Tous les ans, Bruno (Benoît Poelvoorde), un paysan alcoolique cabossé par la vie, fait la route des vins… sans quitter le Salon de l’Agriculture, titubant de stand en stand pour « déguster » les divers crus ! Une excursion annuelle qui se termine immanquablement par une cuite bruyante. Pathétique, dépressif, seul, irrécupérable loser atteint d’une sévère haine de soi, pétri de désillusions, Bruno a le vin triste. Mais cette année, son père, Jean (Depardieu), vieil agriculteur bienveillant très fier de sa vocation, est venu également afin de faire concourir son taureau champion, une superbe bête de compétition du nom de Nabuchodonosor. Suite à une terrible crise de larmes de Bruno, agacé par le métier d’agriculteur, héritage familial dont il se serait bien passé, le duo décide, sur un coup de tête, de partir faire une vraie « route des vins » à travers la France. Il sont accompagnés par Mike (Vincent Lacoste), un jeune chauffeur de taxi prétentieux et affabulateur qui finit pourtant lui aussi par succomber à la folie ambiante de ses compagnons de route. Leur quête d’amour, de bon vin et de liberté sera parsemée de conquêtes féminines d’un soir, de digressions joyeuses et inutiles, d’embûches et de grands crus.
Un road movie hexagonal éthylique avec Gérard Depardieu, dans lequel l’acteur et son partenaire séduisent la gent féminine ? Oui, Saint Amour rappelle immanquablement la structure du très culte Les Valseuses, ainsi que son esprit frondeur et libertaire ! Mais dans Saint Amour, la gaudriole n’est jamais un substitut pour l’émotion ni pour ce vibrant éloge de la paysannerie et du terroir que nous proposent ces deux réalisateurs proches de « la France d’en bas ». Saint Amour montre le désespoir des agriculteurs et le mépris dont ils sont encore victimes dans une société où la ruralité disparaît à petit feu, mais surtout, via le personnage de Depardieu, noble et digne, leur fierté et leur amour de la terre dans la France de la campagne et des traditions.
Impossible de résumer toutes les péripéties vécues par le trio, comme la rencontre avec l’écrivain Michel Houellebecq, patron demeuré d’un gîte rural, lorsqu’il fait à Bruno la longue démonstration d’un jouet musical du style Fisher Price, « au cas où ils amèneraient des enfants »… Un gag surréaliste absolument hilarant ! Irrésistible, la jeune Solène Rigot incarne une serveuse tristounette et particulièrement maladroite, qui sert ses clients en leur souhaitant « bonne continuation ». Andréa Ferréol, elle, n’a rien perdu de son appétit sexuel depuis La Grande Bouffe… Mais la femme qui occupe le plus l’esprit de Jean et de Bruno, c’est leur épouse et mère, récemment décédée et à laquelle Jean laisse encore de longs messages passionnés sur la boîte vocale.

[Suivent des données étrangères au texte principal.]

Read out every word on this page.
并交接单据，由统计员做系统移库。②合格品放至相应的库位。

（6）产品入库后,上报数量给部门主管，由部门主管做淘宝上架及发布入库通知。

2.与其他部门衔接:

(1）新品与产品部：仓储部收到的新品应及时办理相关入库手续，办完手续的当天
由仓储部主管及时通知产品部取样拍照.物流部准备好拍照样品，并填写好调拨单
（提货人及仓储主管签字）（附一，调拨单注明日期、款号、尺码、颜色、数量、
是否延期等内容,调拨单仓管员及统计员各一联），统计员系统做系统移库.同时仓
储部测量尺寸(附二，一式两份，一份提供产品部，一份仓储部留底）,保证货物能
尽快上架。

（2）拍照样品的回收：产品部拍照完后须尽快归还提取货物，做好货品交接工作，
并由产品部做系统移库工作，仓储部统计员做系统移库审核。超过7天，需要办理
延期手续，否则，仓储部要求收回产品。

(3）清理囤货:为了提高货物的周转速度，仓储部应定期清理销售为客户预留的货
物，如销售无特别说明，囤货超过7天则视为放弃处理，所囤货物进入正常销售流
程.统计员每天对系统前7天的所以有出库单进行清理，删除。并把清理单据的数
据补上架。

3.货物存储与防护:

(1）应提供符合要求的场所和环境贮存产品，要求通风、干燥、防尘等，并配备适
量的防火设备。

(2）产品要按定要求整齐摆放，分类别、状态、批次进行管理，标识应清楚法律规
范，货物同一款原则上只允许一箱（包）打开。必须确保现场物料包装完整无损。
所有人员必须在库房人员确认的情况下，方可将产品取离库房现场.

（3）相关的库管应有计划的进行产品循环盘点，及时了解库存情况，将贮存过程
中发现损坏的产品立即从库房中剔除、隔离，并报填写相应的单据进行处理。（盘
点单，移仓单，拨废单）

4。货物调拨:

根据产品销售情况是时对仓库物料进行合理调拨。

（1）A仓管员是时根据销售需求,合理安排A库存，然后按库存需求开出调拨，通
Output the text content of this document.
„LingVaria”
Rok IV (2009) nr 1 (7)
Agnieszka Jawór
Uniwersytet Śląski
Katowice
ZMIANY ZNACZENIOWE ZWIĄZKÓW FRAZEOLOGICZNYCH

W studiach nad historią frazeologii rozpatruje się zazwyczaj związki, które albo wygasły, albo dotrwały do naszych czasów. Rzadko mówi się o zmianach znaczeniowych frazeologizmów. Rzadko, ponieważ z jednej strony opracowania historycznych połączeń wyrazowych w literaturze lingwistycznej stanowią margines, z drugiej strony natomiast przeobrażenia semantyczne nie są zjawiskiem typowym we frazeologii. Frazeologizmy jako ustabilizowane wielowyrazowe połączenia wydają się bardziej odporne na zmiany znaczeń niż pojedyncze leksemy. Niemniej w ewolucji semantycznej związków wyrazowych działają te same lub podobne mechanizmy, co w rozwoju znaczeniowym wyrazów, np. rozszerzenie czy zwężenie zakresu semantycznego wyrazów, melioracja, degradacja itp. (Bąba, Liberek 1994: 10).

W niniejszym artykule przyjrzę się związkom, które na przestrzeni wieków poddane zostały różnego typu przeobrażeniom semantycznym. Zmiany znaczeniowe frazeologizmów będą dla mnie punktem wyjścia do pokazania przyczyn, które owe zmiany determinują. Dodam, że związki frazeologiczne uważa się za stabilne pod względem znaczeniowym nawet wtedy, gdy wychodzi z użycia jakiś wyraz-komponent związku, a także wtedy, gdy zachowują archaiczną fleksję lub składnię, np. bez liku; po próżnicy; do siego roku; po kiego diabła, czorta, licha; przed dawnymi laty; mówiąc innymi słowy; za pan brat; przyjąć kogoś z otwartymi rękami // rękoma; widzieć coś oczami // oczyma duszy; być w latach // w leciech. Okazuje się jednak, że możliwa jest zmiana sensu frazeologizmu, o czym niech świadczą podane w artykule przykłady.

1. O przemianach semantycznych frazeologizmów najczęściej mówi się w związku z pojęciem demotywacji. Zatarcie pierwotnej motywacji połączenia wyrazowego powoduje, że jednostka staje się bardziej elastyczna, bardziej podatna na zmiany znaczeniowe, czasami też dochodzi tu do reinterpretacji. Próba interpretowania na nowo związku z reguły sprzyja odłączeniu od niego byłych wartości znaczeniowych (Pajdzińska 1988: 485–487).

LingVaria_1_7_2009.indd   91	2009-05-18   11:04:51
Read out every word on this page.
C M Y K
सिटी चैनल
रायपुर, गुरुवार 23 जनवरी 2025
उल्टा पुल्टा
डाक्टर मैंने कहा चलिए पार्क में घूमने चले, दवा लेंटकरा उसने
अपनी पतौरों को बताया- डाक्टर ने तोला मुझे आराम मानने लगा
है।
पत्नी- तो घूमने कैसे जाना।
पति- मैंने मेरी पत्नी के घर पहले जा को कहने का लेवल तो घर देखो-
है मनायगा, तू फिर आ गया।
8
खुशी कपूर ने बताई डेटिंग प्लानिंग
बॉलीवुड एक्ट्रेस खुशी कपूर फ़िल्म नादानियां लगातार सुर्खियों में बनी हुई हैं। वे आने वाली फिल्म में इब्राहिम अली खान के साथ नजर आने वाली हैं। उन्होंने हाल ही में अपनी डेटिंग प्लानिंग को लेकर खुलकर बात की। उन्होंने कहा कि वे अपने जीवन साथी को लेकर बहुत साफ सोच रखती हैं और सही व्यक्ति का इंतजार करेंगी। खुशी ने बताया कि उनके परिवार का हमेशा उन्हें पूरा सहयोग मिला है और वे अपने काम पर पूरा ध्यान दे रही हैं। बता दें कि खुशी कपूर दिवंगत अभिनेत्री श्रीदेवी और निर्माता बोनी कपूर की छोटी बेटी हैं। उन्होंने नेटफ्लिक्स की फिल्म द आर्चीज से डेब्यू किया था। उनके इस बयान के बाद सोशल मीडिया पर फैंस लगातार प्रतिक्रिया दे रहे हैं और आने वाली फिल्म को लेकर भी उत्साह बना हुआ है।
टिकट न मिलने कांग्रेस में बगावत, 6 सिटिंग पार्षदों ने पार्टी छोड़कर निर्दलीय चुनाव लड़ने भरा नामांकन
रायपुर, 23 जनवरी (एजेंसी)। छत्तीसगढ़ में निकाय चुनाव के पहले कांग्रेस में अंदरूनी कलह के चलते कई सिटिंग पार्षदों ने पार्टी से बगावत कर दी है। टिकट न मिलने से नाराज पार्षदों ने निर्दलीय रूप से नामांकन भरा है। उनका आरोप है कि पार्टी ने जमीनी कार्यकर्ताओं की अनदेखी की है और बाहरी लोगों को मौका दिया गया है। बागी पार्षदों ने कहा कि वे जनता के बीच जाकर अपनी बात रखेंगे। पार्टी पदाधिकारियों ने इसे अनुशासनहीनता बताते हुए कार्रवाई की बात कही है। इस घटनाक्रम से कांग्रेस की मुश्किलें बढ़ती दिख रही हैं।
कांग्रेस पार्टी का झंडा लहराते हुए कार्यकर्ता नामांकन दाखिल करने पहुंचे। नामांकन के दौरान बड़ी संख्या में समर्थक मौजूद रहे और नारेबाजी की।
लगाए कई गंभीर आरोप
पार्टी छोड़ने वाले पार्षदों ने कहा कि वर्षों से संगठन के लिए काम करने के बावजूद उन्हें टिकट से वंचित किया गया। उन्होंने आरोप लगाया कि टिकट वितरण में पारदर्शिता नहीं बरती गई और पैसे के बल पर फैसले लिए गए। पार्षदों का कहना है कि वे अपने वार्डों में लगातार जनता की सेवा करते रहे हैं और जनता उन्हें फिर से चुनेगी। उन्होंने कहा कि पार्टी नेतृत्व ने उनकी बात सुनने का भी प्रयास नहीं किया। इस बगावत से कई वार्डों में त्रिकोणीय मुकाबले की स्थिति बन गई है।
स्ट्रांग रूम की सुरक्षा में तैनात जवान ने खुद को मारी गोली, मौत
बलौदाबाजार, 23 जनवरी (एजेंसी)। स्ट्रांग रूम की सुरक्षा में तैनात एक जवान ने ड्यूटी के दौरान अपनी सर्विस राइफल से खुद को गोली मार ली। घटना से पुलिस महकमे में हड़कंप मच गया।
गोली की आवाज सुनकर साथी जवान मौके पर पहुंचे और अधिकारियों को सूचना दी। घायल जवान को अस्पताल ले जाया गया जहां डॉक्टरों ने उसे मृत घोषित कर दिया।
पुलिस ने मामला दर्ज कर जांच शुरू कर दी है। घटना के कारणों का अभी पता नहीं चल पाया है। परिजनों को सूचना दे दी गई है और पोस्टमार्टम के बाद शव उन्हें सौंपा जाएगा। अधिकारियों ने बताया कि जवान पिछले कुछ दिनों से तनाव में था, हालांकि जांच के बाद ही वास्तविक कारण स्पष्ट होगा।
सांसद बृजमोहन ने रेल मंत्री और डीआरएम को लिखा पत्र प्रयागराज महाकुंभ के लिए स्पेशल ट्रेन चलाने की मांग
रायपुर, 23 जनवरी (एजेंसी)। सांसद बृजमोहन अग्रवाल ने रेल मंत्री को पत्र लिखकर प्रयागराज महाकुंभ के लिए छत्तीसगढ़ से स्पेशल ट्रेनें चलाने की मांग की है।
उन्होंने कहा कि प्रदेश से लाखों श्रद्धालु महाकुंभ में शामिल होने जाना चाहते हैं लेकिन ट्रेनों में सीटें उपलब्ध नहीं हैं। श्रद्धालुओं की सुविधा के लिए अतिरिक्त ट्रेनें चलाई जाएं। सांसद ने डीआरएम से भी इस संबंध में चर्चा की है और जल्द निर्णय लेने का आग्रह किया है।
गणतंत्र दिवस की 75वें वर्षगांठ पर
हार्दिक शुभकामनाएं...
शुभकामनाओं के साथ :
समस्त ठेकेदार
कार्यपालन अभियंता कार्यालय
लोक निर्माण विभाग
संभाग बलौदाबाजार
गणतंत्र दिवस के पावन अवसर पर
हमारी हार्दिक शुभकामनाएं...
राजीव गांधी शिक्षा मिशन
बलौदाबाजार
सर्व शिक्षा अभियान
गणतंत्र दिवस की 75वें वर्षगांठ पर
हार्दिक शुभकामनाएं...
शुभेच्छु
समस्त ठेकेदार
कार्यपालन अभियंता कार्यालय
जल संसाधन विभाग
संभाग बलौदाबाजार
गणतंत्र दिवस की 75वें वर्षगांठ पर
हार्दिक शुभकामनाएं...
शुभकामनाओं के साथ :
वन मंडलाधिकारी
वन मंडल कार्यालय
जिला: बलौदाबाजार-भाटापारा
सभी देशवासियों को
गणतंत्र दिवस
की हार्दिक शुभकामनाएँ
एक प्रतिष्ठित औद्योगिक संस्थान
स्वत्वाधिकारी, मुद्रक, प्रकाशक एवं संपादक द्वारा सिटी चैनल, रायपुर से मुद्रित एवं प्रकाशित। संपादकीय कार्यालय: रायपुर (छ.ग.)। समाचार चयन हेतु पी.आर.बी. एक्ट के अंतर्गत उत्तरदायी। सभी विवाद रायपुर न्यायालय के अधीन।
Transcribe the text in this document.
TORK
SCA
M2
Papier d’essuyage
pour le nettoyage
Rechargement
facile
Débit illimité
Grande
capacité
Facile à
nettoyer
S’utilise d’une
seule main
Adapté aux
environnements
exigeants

La tristesse de Depardieu lorsque la voix robotique lui annonce que « la messagerie a atteint sa limite » et qu’il ne peut donc plus parler à sa défunte épouse, est absolument déchirante. Jean vit ce moment comme un nouveau deuil… Puis, le film amorce un virage dans son dernier acte lorsque le trio retrouve goût à la vie au contact d’une beauté mystérieuse et suicidaire, Vénus, interprétée par la troublante Céline Sallette, actrice précieuse d’une beauté et d’une grâce rares.
Gérard Depardieu est absolument bouleversant dans ce rôle « terrien » qui rend à la fois hommage à ses racines (son père était un agriculteur illettré) et à son copain acteur et vigneron, l’inoubliable Jean Carmet. Nul doute que si Saint Amour avait été tourné dans les années 70, Carmet aurait joué le rôle de Depardieu et Depardieu celui de Poelvoorde !… En confrontant sans condescendance ces trois voyageurs bourrus à une collection de femmes très différentes qui leur font vivre les vertiges de l’amour, Delépine et Kervern font ressortir de leurs acteurs une innocence enfantine absolument irrésistible.
L’humour y est toujours décalé et gentiment transgressif, mais la forme s’avère bien plus classique qu’auparavant. Le duo de cinéastes ressent beaucoup moins ce besoin un peu infantile de briser tous les codes et de brandir à tout bout de champ la carte du « surréalisme à tout prix ». Une approche nouvelle, rafraîchissante, qui leur permet de s’amuser et de nous amuser davantage. Véritable bol d’air frais, ode à la liberté et à l’ivresse (de l’alcool au sens propre et de l’amour au sens figuré), Saint Amour est surtout un comédie épicurienne d’une douceur infinie.